Tegenwoordig zijn boeddhisten overal in Vietnam te vinden, van noord tot zuid. Het boeddhisme is de grootste georganiseerde religie in Vietnam. Boeddhistische festivals worden officieel gepromoot door de regering en er zijn weinig beperkingen in tegenstelling tot de christelijke, islamitische en andere religieuze tegenhangers. Onlangs liet het communistische regime in Vietnam belangrijke boeddhistische figuren het land binnenkomen. Thích Nhất Hạnh, een belangrijke boeddhistische figuur die zowel in Vietnam als wereldwijd wordt vereerd, behoort tot deze.
Beoefening
Volgelingen in Vietnam beoefenen verschillende tradities zonder enig probleem of gevoel van tegenstrijdigheid. Er zijn maar weinig Vietnamese boeddhisten die zichzelf zouden identificeren als een bepaald soort boeddhisme. Hoewel het Vietnamese boeddhisme geen sterke gecentraliseerde structuur heeft, is de praktijk in bijna elke tempel in het hele land vergelijkbaar.
Het verwerven van verdienste is de meest voorkomende en essentiële praktijk in het Vietnamese boeddhisme met de overtuiging dat bevrijding plaatsvindt met de hulp van boeddha's en bodhisattva's. Boeddhistische monniken chanten gewoonlijk soetra's, reciteren de namen van Boeddha's (in het bijzonder Amitabha ), doen berouw en bidden om wedergeboorte in het Zuivere Land.

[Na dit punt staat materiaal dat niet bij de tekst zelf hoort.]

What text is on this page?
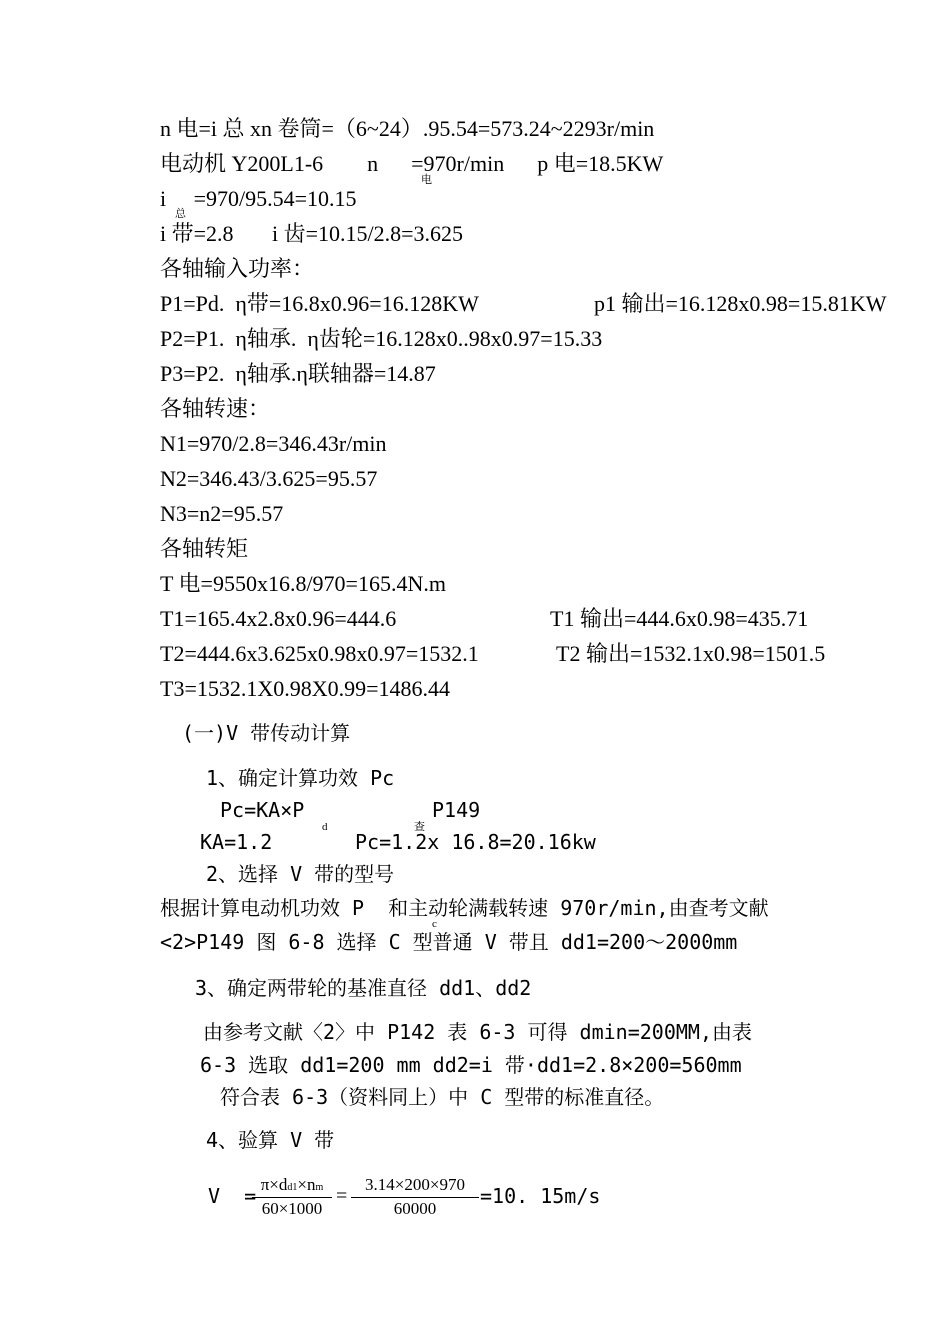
n 电=i 总 xn 卷筒=（6~24）.95.54=573.24~2293r/min
电动机 Y200L1-6        n      =970r/min      p 电=18.5KW
电
i     =970/95.54=10.15
总
i 带=2.8       i 齿=10.15/2.8=3.625
各轴输入功率：
P1=Pd.  η带=16.8x0.96=16.128KW	p1 输出=16.128x0.98=15.81KW
P2=P1.  η轴承.  η齿轮=16.128x0..98x0.97=15.33
P3=P2.  η轴承.η联轴器=14.87
各轴转速：
N1=970/2.8=346.43r/min
N2=346.43/3.625=95.57
N3=n2=95.57
各轴转矩
T 电=9550x16.8/970=165.4N.m
T1=165.4x2.8x0.96=444.6	T1 输出=444.6x0.98=435.71
T2=444.6x3.625x0.98x0.97=1532.1	T2 输出=1532.1x0.98=1501.5
T3=1532.1X0.98X0.99=1486.44
(一)V 带传动计算
1、确定计算功效 Pc
Pc=KA×P
d
P149
查
KA=1.2	Pc=1.2x 16.8=20.16kw
2、选择 V 带的型号
根据计算电动机功效 P  和主动轮满载转速 970r/min,由查考文献
c
<2>P149 图 6-8 选择 C 型普通 V 带且 dd1=200～2000mm
3、确定两带轮的基准直径 dd1、dd2
由参考文献〈2〉中 P142 表 6-3 可得 dmin=200MM,由表
6-3 选取 dd1=200 mm dd2=i 带·dd1=2.8×200=560mm
符合表 6-3（资料同上）中 C 型带的标准直径。
4、验算 V 带
V  = π×dd1×nm
60×1000
=
3.14×200×970
60000
=10. 15m/s
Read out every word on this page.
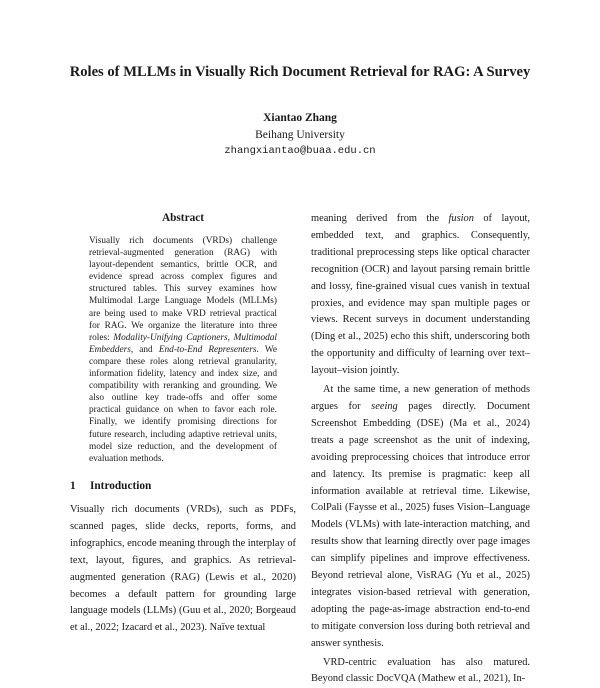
Roles of MLLMs in Visually Rich Document Retrieval for RAG: A Survey
Xiantao Zhang
Beihang University
zhangxiantao@buaa.edu.cn
Abstract
Visually rich documents (VRDs) challenge retrieval-augmented generation (RAG) with layout-dependent semantics, brittle OCR, and evidence spread across complex figures and structured tables. This survey examines how Multimodal Large Language Models (MLLMs) are being used to make VRD retrieval practical for RAG. We organize the literature into three roles: Modality-Unifying Captioners, Multimodal Embedders, and End-to-End Representers. We compare these roles along retrieval granularity, information fidelity, latency and index size, and compatibility with reranking and grounding. We also outline key trade-offs and offer some practical guidance on when to favor each role. Finally, we identify promising directions for future research, including adaptive retrieval units, model size reduction, and the development of evaluation methods.
1 Introduction
Visually rich documents (VRDs), such as PDFs, scanned pages, slide decks, reports, forms, and infographics, encode meaning through the interplay of text, layout, figures, and graphics. As retrieval-augmented generation (RAG) (Lewis et al., 2020) becomes a default pattern for grounding large language models (LLMs) (Guu et al., 2020; Borgeaud et al., 2022; Izacard et al., 2023). Naïve textual

meaning derived from the fusion of layout, embedded text, and graphics. Consequently, traditional preprocessing steps like optical character recognition (OCR) and layout parsing remain brittle and lossy, fine-grained visual cues vanish in textual proxies, and evidence may span multiple pages or views. Recent surveys in document understanding (Ding et al., 2025) echo this shift, underscoring both the opportunity and difficulty of learning over text–layout–vision jointly.

At the same time, a new generation of methods argues for seeing pages directly. Document Screenshot Embedding (DSE) (Ma et al., 2024) treats a page screenshot as the unit of indexing, avoiding preprocessing choices that introduce error and latency. Its premise is pragmatic: keep all information available at retrieval time. Likewise, ColPali (Faysse et al., 2025) fuses Vision–Language Models (VLMs) with late-interaction matching, and results show that learning directly over page images can simplify pipelines and improve effectiveness. Beyond retrieval alone, VisRAG (Yu et al., 2025) integrates vision-based retrieval with generation, adopting the page-as-image abstraction end-to-end to mitigate conversion loss during both retrieval and answer synthesis.

VRD-centric evaluation has also matured. Beyond classic DocVQA (Mathew et al., 2021), In-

De Lotus Soetra en de Amitabha Soetra zijn de meest gebruikte sutra's. De meeste soetra's en teksten zijn in klassiek Chinees en worden alleen gereciteerd met Sino-Xenische uitspraken, waardoor ze voor de meeste beoefenaars onbegrijpelijk zijn.
Drie diensten worden regelmatig bij zonsopgang, middag en zonsondergang beoefend. Ze omvatten sutra-lezing met niệm Phật en dhāraṇī- recitatie en loopmeditatie. Leken nemen soms deel aan de diensten in de tempel en sommige vrome boeddhisten oefenen de diensten thuis uit. Speciale diensten zoals Sam Nguyen en Sam Hoi vinden elke maand plaats op de volle maan en nieuwe maan. Niệm Phật-beoefening is een manier om berouw te hebben en slecht karma te zuiveren.
Boeddhistische tempels spelen ook een belangrijke rol bij doodsrituelen en begrafenissen onder overzeese Vietnamezen.